A PALAVRA COMO VEÍCULO DE FRATERNIDADE, NÃO DE ÓDIO
21/09/2022
Dom Arnaldo Carvalheiro Neto
Bispo Diocesano de Jundiaí
A convivência fraterna precisa ser buscada e não se conhece
melhor instrumento para isso que a palavra. É claro que ações concretas surtem
efeitos e são necessárias, mas mesmo estas devem ser precedidas de palavras. A
quadra histórica que vivemos está marcada pelo discurso de ódio – que,
ironicamente, reforça a ideia do poder da palavra -, pelo rechaço violento do
irmão que pensa diferente, pela forjadura e a disseminação de mentiras.
Trata-se de uma guerra fratricida criada em nome da busca pelo poder, que vai
arrastando incautos para sua jornada cruel.
A lucidez e a percepção temporal do Papa Francisco captaram
o uso recorrente da palavra como veículo de ódio, em substituição ao seu papel
como difusora do amor fraterno, como ferramenta de aproximação entre pessoas
cujos credos, raças e ideologias são diferentes, mas que se encontram no mesmo
patamar diante do amor divino. Somos todos irmãos e como irmãos deveríamos
conviver, daí a encíclica papal Fratelli Tutti.
Todo destaque midiático e pronunciamentos de indignação
serão pouco para repudiar o assassinato a facadas de um homem por outro, como
vimos há poucos dias em Confresa (MT), motivado por antagonismo
político-partidário. Por que tentar impor crenças ao próximo e, quando esse
empenho revela-se inglório, tirar lhe a vida?
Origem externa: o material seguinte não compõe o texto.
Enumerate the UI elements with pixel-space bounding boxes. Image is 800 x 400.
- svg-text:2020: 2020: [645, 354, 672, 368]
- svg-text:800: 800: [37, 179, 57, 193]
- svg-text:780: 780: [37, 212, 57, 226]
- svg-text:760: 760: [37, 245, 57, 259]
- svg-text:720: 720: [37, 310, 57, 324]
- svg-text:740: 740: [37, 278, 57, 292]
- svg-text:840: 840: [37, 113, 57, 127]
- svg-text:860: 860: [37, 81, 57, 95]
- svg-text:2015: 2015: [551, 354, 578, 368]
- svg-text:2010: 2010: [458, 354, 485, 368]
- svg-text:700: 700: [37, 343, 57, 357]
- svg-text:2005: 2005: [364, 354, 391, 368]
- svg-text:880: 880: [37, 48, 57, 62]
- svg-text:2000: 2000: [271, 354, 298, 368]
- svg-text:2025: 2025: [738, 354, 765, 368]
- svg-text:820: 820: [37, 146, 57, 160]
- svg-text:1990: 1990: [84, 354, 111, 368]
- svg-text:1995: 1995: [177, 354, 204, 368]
Vê-se o ódio sobrepor-se ao amor, a intolerância derrotar o
respeito.
Na Fratelli Tutti, o Papa lembra que São
Francisco de Assis “não se envolveu na guerra dialética impondo doutrinas, mas
comunicou o amor de Deus. Ele despertou o sonho de uma sociedade fraterna”. E é
da Oração de São Francisco que extraímos a mais contundente mensagem sobre uso
da palavra como arma do amor: “Senhor, fazei de mim um instrumento de vossa
paz. Onde houver ódio, que eu leve o amor. Onde houver ofensa, que eu leve o
perdão. Onde houver discórdia, que eu leve a união. Onde houver dúvida, que eu
leve a fé. Onde houver erro, que eu leve a verdade. Onde houver desespero, que
eu leve a esperança. Onde houver tristeza, que eu leve a alegria. Onde houver
trevas, que eu leve a luz!”
O acirramento dos ânimos comum aos períodos eleitorais não
pode nos distanciar da mensagem de fraternidade contida na Fratelli
Tutti e no exemplo de abnegação de São Francisco. Tampouco pode nos
obnubilar a visão diante das profundas injustiças sociais que nos afligem desde
sempre e que, provavelmente, não desaparecerão após o pleito eleitoral, como
num passe de mágica.
Os candidatos permanecem no terreno do discurso
predominantemente populista e demagógico, sem discutir com profundidade
projetos para superação dos graves problemas que afligem nosso povo. É tarefa
cidadã e cristã denunciar essa triste realidade, como fez a Conferência
Nacional dos Bispos do Brasil na Mensagem da CNBB ao Povo Brasileiro sobre o
Momento Atual, por ocasião de sua 59ª Assembleia Geral, em Aparecida.
Claro e cristalino, eis um trecho da mensagem da CNBB:
“Vítimas de uma economia que mata, celebramos as conquistas
desses 200 anos de independência conscientes de que condições de vida digna
para todos ainda constituem um grande desafio. É necessário o compromisso
autêntico com a verdade, com a promoção de políticas de Estado capazes de
contribuir de forma efetiva para a diminuição das desigualdades, a superação da
violência e a ampliação ao acesso a teto, trabalho e terra. Comprometidos com
essas conquistas e inspirados pela cultura do diálogo e do encontro, podemos
ser uma nação realmente independente e soberana”.
Não escapa a nós, bispos brasileiros, o impacto destrutivo
que a mentira – sob a forma de fake news – exerce sobre a
democracia, bem como a escravização mental de fiéis com fins eleitorais: “É
motivo de preocupação a manipulação religiosa e a disseminação de fake
news que têm o poder de desestruturar a harmonia entre pessoas, povos
e culturas, colocando em risco a democracia. A manipulação religiosa,
protagonizada por políticos e religiosos, desvirtua os valores do Evangelho e
tira o foco dos reais problemas que necessitam ser debatidos e enfrentados em
nosso Brasil. É fundamental um compromisso autêntico com o Evangelho e com a
verdade”.
Mãos à obra, fratelli, para que a palavra
passe a nos unir em Deus e não mais nos dividir!